13.  The prime consideration on which the High Court set aside the award of contract in favour of the appellant is that if the bid of respondent no. 1 was considered in the tender process there would have been saving of public money. However, that would not in any manner justify in going through once again the same tender process, which is always time consuming. Any delay in awarding the contract would only mean increase in the cost of expenditure for cost of construction would go up with the passage of time.

14.  In W.B. State Electricity Board vs. Patel Engineering Co.

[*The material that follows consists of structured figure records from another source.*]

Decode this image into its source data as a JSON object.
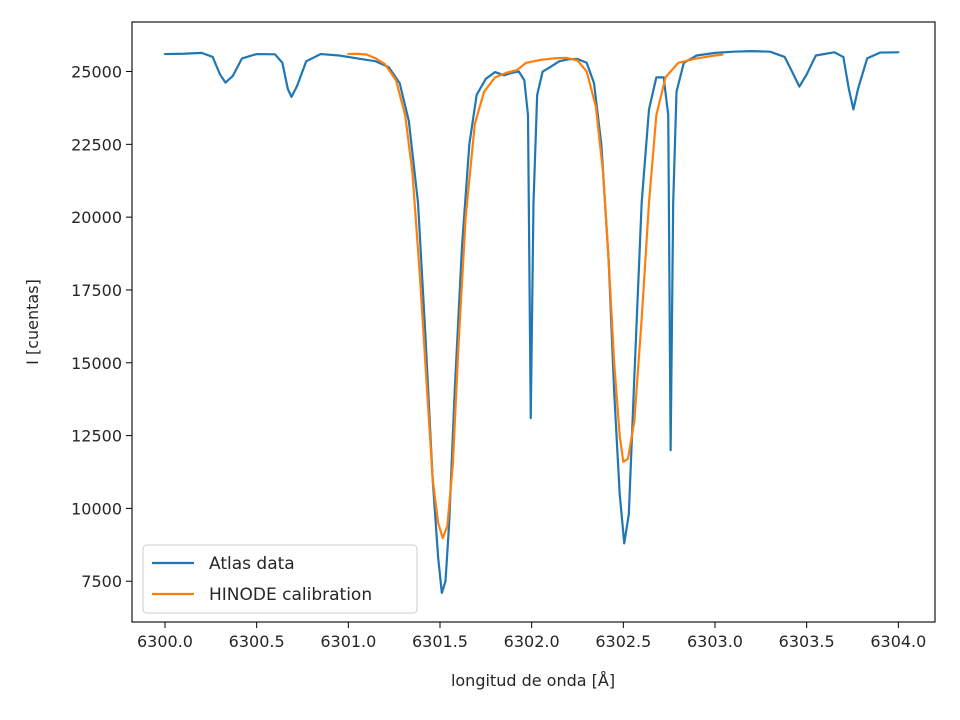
{
  "chart_data": {
    "type": "line",
    "xlabel": "longitud de onda [Å]",
    "ylabel": "I [cuentas]",
    "xlim": [
      6299.82,
      6304.2
    ],
    "ylim": [
      6100,
      26700
    ],
    "xticks": [
      6300.0,
      6300.5,
      6301.0,
      6301.5,
      6302.0,
      6302.5,
      6303.0,
      6303.5,
      6304.0
    ],
    "xtick_labels": [
      "6300.0",
      "6300.5",
      "6301.0",
      "6301.5",
      "6302.0",
      "6302.5",
      "6303.0",
      "6303.5",
      "6304.0"
    ],
    "yticks": [
      7500,
      10000,
      12500,
      15000,
      17500,
      20000,
      22500,
      25000
    ],
    "ytick_labels": [
      "7500",
      "10000",
      "12500",
      "15000",
      "17500",
      "20000",
      "22500",
      "25000"
    ],
    "grid": false,
    "legend": "bottom-left",
    "series": [
      {
        "name": "Atlas data",
        "color": "#1f77b4",
        "points": [
          [
            6300.0,
            25600
          ],
          [
            6300.1,
            25610
          ],
          [
            6300.2,
            25640
          ],
          [
            6300.26,
            25500
          ],
          [
            6300.3,
            24900
          ],
          [
            6300.33,
            24620
          ],
          [
            6300.37,
            24850
          ],
          [
            6300.42,
            25450
          ],
          [
            6300.5,
            25600
          ],
          [
            6300.6,
            25590
          ],
          [
            6300.64,
            25300
          ],
          [
            6300.67,
            24400
          ],
          [
            6300.69,
            24130
          ],
          [
            6300.72,
            24500
          ],
          [
            6300.77,
            25350
          ],
          [
            6300.85,
            25600
          ],
          [
            6300.95,
            25550
          ],
          [
            6301.05,
            25450
          ],
          [
            6301.15,
            25350
          ],
          [
            6301.22,
            25150
          ],
          [
            6301.28,
            24600
          ],
          [
            6301.33,
            23300
          ],
          [
            6301.38,
            20500
          ],
          [
            6301.42,
            16000
          ],
          [
            6301.46,
            11000
          ],
          [
            6301.49,
            8300
          ],
          [
            6301.51,
            7100
          ],
          [
            6301.53,
            7500
          ],
          [
            6301.55,
            9500
          ],
          [
            6301.58,
            14000
          ],
          [
            6301.62,
            19000
          ],
          [
            6301.66,
            22500
          ],
          [
            6301.7,
            24200
          ],
          [
            6301.75,
            24750
          ],
          [
            6301.8,
            24980
          ],
          [
            6301.85,
            24870
          ],
          [
            6301.89,
            24950
          ],
          [
            6301.93,
            25000
          ],
          [
            6301.96,
            24700
          ],
          [
            6301.98,
            23500
          ],
          [
            6301.995,
            13100
          ],
          [
            6302.01,
            20500
          ],
          [
            6302.03,
            24200
          ],
          [
            6302.06,
            25000
          ],
          [
            6302.1,
            25150
          ],
          [
            6302.15,
            25350
          ],
          [
            6302.2,
            25420
          ],
          [
            6302.25,
            25430
          ],
          [
            6302.3,
            25300
          ],
          [
            6302.34,
            24600
          ],
          [
            6302.38,
            22500
          ],
          [
            6302.42,
            18500
          ],
          [
            6302.45,
            14000
          ],
          [
            6302.48,
            10500
          ],
          [
            6302.505,
            8800
          ],
          [
            6302.53,
            9800
          ],
          [
            6302.56,
            14500
          ],
          [
            6302.6,
            20500
          ],
          [
            6302.64,
            23700
          ],
          [
            6302.68,
            24800
          ],
          [
            6302.72,
            24800
          ],
          [
            6302.745,
            23500
          ],
          [
            6302.758,
            12000
          ],
          [
            6302.772,
            20500
          ],
          [
            6302.79,
            24300
          ],
          [
            6302.83,
            25300
          ],
          [
            6302.9,
            25550
          ],
          [
            6303.0,
            25640
          ],
          [
            6303.1,
            25680
          ],
          [
            6303.2,
            25700
          ],
          [
            6303.3,
            25680
          ],
          [
            6303.38,
            25500
          ],
          [
            6303.42,
            25000
          ],
          [
            6303.46,
            24480
          ],
          [
            6303.5,
            24900
          ],
          [
            6303.55,
            25550
          ],
          [
            6303.65,
            25660
          ],
          [
            6303.7,
            25500
          ],
          [
            6303.73,
            24400
          ],
          [
            6303.755,
            23700
          ],
          [
            6303.78,
            24400
          ],
          [
            6303.83,
            25450
          ],
          [
            6303.9,
            25650
          ],
          [
            6304.0,
            25660
          ]
        ]
      },
      {
        "name": "HINODE calibration",
        "color": "#ff7f0e",
        "points": [
          [
            6301.0,
            25600
          ],
          [
            6301.05,
            25610
          ],
          [
            6301.1,
            25580
          ],
          [
            6301.15,
            25450
          ],
          [
            6301.2,
            25250
          ],
          [
            6301.26,
            24700
          ],
          [
            6301.31,
            23500
          ],
          [
            6301.35,
            21500
          ],
          [
            6301.39,
            18000
          ],
          [
            6301.43,
            14000
          ],
          [
            6301.46,
            11000
          ],
          [
            6301.49,
            9500
          ],
          [
            6301.515,
            8980
          ],
          [
            6301.54,
            9400
          ],
          [
            6301.57,
            11500
          ],
          [
            6301.6,
            15500
          ],
          [
            6301.64,
            20000
          ],
          [
            6301.69,
            23200
          ],
          [
            6301.74,
            24300
          ],
          [
            6301.8,
            24800
          ],
          [
            6301.86,
            24950
          ],
          [
            6301.92,
            25050
          ],
          [
            6301.97,
            25300
          ],
          [
            6302.05,
            25400
          ],
          [
            6302.12,
            25450
          ],
          [
            6302.19,
            25470
          ],
          [
            6302.25,
            25380
          ],
          [
            6302.3,
            25000
          ],
          [
            6302.35,
            23800
          ],
          [
            6302.39,
            21500
          ],
          [
            6302.42,
            18500
          ],
          [
            6302.45,
            15000
          ],
          [
            6302.48,
            12500
          ],
          [
            6302.5,
            11600
          ],
          [
            6302.525,
            11700
          ],
          [
            6302.56,
            13000
          ],
          [
            6302.6,
            16500
          ],
          [
            6302.64,
            20500
          ],
          [
            6302.68,
            23500
          ],
          [
            6302.73,
            24800
          ],
          [
            6302.8,
            25300
          ],
          [
            6302.9,
            25450
          ],
          [
            6303.0,
            25550
          ],
          [
            6303.04,
            25580
          ]
        ]
      }
    ]
  }
}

Ltd. and Others, reported in (2001) 2 SCC 451, this Court while considering the issue with regard to the process of tender held:

"where bidders who fulfil prequalification alone are invited to bid, adherence to the instructions cannot be given a go-by by Page 10 of 12 branding it as a pedantic approach, otherwise it will encourage and provide scope for discrimination, arbitrariness and favouritism which are totally opposed to the rule of law and constitutional values".

It was also held:

"the very purpose of issuing rules/instructions is to ensure their enforcement lest the rule of law should be a casualty".

It was further held:

"the contract is awarded, normally, to the lowest tenderer which is in public interest and that it is equally in public interest to adhere to the rules and conditions subject to which bids are invited".

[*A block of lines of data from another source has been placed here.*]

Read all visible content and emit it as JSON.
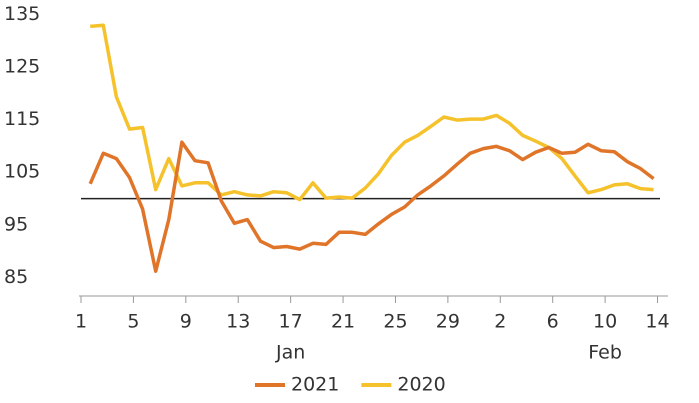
{
  "chart_data": {
    "type": "line",
    "x": [
      1.7,
      2.7,
      3.7,
      4.7,
      5.7,
      6.7,
      7.7,
      8.7,
      9.7,
      10.7,
      11.7,
      12.7,
      13.7,
      14.7,
      15.7,
      16.7,
      17.7,
      18.7,
      19.7,
      20.7,
      21.7,
      22.7,
      23.7,
      24.7,
      25.7,
      26.7,
      27.7,
      28.7,
      29.7,
      30.7,
      31.7,
      32.7,
      33.7,
      34.7,
      35.7,
      36.7,
      37.7,
      38.7,
      39.7,
      40.7,
      41.7,
      42.7,
      43.7,
      44.7
    ],
    "series": [
      {
        "name": "2021",
        "color": "#e0752a",
        "values": [
          102.8,
          108.6,
          107.6,
          104,
          98,
          86.2,
          96,
          110.7,
          107.2,
          106.8,
          99.6,
          95.3,
          96,
          91.9,
          90.7,
          90.9,
          90.4,
          91.5,
          91.3,
          93.6,
          93.6,
          93.2,
          95.2,
          97,
          98.4,
          100.7,
          102.4,
          104.3,
          106.5,
          108.6,
          109.5,
          109.9,
          109.1,
          107.4,
          108.8,
          109.7,
          108.6,
          108.8,
          110.3,
          109.1,
          108.9,
          107,
          105.7,
          103.8
        ]
      },
      {
        "name": "2020",
        "color": "#f5c22c",
        "values": [
          132.7,
          132.9,
          119.3,
          113.2,
          113.5,
          101.7,
          107.6,
          102.4,
          103,
          103,
          100.7,
          101.3,
          100.7,
          100.5,
          101.3,
          101.1,
          99.8,
          103,
          100.1,
          100.3,
          100.1,
          102,
          104.7,
          108.2,
          110.7,
          112,
          113.7,
          115.5,
          114.9,
          115.1,
          115.1,
          115.8,
          114.3,
          112,
          110.9,
          109.7,
          107.6,
          104.3,
          101.1,
          101.7,
          102.6,
          102.8,
          101.9,
          101.7
        ]
      }
    ],
    "xlim": [
      1,
      45.8
    ],
    "xticks": [
      1,
      5,
      9,
      13,
      17,
      21,
      25,
      29,
      {
        "value": 33,
        "label": "2"
      },
      {
        "value": 37,
        "label": "6"
      },
      {
        "value": 41,
        "label": "10"
      },
      {
        "value": 45,
        "label": "14"
      }
    ],
    "month_labels": [
      {
        "label": "Jan",
        "x": 17
      },
      {
        "label": "Feb",
        "x": 41
      }
    ],
    "ylim": [
      81.5,
      136
    ],
    "yticks": [
      85,
      95,
      105,
      115,
      125,
      135
    ],
    "reference_line": 100,
    "grid": false,
    "legend": "bottom"
  }
}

15.  Following the aforesaid legal principles laid down by this Court, we are of the considered opinion that the respondent no. 1 was negligent and was not sincere in submitting his pre qualification documents within the time schedule laid down despite the fact that he had information that there is a time schedule attached to the notice inviting tenders. Despite being aware of the said stipulation he did not submit the required documents within the stipulated date. Pre-qualification documents were received by the respondent no. 2 - University only after time schedule was over. The terms and conditions of the tender as held by the Supreme Court are required to be adhered to strictly, and therefore, the respondent no. 2 - University was justified in not opening the tender submitted by respondent no. 1 on 01.12.2008, which was late by three days. According to us no grievance could also be made by the respondent no. 1 as lapse was due to his own fault. The High Court proceeded to interfere with the entire process as if acting as an appellate authority over the decision of the University which was beyond the jurisdiction of the Court. The High Court was not justified in accepting the contentions of respondent no. 1 and thereby upsetting the entire process of inviting tenders by interfering with the terms and conditions of inviting the tenders and by rescheduling and directing the process of re-tendering, which would only cause further delay and would increase the burden on the exchequer of the University.

16.  In that view of the matter, we set aside the Judgment and Order of the High Court and upheld the decision of the University in awarding the contract in favour of appellant. Accordingly, the appeal stands allowed.

.............................................J. [Dr. Arijit Pasayat]

..............................................J.